A: Placing the client in high-Fowler's position is not directly related to preventing skin breakdown in this scenario.
C: Massaging areas of skin that are darker than the surrounding skin tissue with lotion may cause more harm than good, as it can increase the risk of skin breakdown.
D: Having the client use a trapeze bar when changing position is important for mobility but does not directly address the prevention of skin breakdown.
The nurse has administered 4 oz of orange juice to an alert patient whose blood glucose was 62 mg/dL. Fifteen minutes later, the blood glucose is 67 mg/dL. Which action should the nurse take next?
- A. Give the patient 4 to 6 oz more orange juice.
- B. Administer the PRN glucagon (Glucagon) 1 mg IM.
- C. Have the patient eat some peanut butter with crackers.

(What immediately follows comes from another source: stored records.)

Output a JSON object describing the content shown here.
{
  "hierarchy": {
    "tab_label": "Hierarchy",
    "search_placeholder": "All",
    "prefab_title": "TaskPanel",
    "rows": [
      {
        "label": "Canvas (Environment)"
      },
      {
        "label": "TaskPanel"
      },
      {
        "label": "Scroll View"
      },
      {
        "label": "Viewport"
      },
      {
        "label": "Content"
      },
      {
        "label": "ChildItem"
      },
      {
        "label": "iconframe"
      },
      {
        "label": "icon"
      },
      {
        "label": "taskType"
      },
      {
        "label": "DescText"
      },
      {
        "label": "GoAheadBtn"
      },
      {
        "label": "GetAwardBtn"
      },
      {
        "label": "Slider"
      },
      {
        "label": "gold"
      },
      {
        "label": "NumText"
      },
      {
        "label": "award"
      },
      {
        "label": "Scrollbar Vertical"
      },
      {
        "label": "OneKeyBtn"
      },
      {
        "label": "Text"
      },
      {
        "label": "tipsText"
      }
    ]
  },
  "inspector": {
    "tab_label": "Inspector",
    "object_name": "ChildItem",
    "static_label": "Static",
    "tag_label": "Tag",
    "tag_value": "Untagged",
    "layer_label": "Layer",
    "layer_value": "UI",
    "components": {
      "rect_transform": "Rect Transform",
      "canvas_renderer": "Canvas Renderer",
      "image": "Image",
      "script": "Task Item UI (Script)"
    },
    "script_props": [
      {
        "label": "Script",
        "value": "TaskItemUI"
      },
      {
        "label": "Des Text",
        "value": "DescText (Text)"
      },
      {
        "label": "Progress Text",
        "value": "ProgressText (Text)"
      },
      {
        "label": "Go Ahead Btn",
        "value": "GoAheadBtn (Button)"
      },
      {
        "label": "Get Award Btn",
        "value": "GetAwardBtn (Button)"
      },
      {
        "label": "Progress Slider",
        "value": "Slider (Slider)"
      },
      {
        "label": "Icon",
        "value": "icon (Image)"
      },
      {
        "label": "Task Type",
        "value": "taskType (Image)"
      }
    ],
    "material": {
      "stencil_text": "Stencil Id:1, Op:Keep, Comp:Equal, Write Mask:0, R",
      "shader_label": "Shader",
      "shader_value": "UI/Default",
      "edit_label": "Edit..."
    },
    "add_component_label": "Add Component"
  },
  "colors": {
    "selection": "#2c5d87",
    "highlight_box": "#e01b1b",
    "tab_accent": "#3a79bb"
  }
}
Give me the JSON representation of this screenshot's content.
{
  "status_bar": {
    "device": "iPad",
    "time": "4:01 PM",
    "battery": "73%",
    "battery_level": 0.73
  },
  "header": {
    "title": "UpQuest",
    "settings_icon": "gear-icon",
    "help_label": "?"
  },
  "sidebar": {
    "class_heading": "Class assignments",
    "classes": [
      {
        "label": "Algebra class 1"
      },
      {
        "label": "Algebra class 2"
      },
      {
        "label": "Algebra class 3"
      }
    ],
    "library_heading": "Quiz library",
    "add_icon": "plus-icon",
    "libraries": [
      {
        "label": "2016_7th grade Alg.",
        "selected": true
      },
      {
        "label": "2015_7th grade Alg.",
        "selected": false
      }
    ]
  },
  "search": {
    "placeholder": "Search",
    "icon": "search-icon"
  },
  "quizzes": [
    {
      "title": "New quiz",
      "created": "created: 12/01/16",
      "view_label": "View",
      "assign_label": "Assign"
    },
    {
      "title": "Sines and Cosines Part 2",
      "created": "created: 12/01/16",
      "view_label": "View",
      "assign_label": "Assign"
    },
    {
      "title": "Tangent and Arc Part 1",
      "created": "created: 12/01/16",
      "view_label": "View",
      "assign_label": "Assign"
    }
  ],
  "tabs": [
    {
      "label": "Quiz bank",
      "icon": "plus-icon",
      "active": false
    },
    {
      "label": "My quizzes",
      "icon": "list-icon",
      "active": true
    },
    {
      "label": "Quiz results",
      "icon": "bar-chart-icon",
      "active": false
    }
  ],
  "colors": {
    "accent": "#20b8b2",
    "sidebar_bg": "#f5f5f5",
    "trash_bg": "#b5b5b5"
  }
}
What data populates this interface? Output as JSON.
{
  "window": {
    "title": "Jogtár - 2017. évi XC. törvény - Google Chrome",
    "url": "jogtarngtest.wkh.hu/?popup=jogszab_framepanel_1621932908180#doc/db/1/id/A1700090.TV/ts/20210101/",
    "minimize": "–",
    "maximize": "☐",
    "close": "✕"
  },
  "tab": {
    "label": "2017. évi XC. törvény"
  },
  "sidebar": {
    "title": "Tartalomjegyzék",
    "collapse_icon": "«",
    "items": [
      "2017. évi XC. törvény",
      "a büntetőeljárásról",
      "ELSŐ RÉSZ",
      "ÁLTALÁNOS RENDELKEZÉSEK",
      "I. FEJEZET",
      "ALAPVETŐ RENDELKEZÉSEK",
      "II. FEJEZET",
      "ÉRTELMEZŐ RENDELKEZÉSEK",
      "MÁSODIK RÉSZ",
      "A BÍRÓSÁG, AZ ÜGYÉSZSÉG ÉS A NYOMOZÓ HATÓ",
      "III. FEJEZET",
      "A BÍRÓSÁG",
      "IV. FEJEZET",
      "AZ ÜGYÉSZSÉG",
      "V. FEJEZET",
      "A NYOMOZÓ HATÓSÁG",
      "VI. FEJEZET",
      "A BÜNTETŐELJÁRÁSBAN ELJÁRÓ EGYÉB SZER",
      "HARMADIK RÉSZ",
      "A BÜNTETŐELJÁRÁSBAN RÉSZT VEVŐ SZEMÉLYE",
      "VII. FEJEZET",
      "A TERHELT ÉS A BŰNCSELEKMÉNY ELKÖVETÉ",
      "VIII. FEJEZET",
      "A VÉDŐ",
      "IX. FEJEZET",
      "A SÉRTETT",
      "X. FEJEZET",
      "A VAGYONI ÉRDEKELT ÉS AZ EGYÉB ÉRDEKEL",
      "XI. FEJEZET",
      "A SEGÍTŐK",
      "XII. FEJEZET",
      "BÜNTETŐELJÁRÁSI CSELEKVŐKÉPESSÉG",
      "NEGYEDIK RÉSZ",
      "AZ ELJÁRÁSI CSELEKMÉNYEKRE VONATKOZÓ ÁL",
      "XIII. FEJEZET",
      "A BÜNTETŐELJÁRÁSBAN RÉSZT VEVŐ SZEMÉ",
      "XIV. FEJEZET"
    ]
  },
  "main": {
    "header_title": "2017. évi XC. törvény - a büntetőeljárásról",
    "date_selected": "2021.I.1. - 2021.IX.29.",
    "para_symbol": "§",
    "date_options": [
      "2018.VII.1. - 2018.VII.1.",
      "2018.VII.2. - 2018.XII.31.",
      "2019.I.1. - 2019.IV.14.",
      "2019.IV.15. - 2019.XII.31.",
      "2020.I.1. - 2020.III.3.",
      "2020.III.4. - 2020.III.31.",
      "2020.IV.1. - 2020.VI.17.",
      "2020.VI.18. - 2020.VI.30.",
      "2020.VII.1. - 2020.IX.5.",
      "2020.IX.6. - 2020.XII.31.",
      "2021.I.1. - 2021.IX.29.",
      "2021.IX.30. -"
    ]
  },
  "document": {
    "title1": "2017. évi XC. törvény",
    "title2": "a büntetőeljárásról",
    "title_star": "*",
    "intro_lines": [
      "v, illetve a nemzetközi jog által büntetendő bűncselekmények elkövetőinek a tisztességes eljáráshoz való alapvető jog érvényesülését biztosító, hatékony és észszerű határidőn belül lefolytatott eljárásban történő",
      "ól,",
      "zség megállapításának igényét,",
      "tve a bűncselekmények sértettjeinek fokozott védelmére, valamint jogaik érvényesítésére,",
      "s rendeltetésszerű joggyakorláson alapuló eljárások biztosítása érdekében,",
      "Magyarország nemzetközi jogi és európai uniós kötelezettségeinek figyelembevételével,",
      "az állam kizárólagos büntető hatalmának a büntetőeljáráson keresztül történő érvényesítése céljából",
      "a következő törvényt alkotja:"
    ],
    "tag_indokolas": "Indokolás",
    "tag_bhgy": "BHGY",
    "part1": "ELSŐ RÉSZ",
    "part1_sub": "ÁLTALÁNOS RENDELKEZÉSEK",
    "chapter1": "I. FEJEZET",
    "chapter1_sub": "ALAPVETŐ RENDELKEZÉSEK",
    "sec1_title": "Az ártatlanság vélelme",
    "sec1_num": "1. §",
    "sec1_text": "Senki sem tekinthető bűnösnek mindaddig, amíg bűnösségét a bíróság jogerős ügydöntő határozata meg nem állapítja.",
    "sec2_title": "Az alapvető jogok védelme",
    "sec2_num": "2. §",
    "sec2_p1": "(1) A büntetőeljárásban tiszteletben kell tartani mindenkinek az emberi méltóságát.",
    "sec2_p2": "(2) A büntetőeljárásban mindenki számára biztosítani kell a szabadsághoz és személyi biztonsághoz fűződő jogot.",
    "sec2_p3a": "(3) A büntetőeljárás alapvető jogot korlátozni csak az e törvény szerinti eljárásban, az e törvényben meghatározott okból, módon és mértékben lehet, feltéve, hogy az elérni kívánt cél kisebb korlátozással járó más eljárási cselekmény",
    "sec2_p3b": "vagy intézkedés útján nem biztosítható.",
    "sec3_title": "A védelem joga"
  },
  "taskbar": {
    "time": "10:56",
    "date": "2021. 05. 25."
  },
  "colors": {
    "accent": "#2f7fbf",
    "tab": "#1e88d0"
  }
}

- D. Notify the healthcare provider about the hypoglycemia.
Correct Answer: A
Rationale: Rationale: The correct answer is A because the patient's blood glucose level has increased slightly, indicating the orange juice is working. Giving more orange juice is appropriate to continue raising the blood glucose level. Administering glucagon (B) is not necessary as the patient's glucose is improving. Eating peanut butter with crackers (C) may be too slow to raise the glucose level. Notifying the healthcare provider (D) is not needed at this point as the patient is responding to the initial intervention.
One way to determine staffing needs is to classify clients according to nursing care required. Another name for this is a(n) __________.
- A. self-scheduling
- B. supplementing staff system
- C. patient classification system (PCS)
- D. acuity system
Correct Answer: D
Rationale: The correct answer is D, acuity system. This system classifies clients based on the intensity of nursing care required. It helps determine staffing needs by matching the level of care needed with appropriate staffing levels. This method ensures that the right number and type of staff are available to meet patient needs efficiently. Choice A, self-scheduling, is about allowing staff to choose their own work schedules. Choice B, supplementing staff system, refers to adding additional staff when needed, not classifying clients. Choice C, patient classification system (PCS), is a general term and does not specifically focus on nursing care intensity like the acuity system does.
After a violent incident, staff needs to discuss what occurred. Several actions need to be taken following the incident:
- A. Debrief the staff and complete incident reports and verify that all staff are safe
- B. Reassure the violent patient that hurting staff when ill is not cause for concern
- C. Avoid any interactions
- D. Standing close to the patient while talking
Correct Answer: A
Rationale: The correct answer is A because it ensures the safety and well-being of staff by debriefing them, completing incident reports, and verifying their safety. This action promotes communication, support, and documentation after a violent incident. Reassuring the patient (B) is important but not the immediate priority. Avoiding interactions (C) is counterproductive as addressing the incident is necessary. Standing close to the patient (D) can potentially escalate the situation and compromise safety.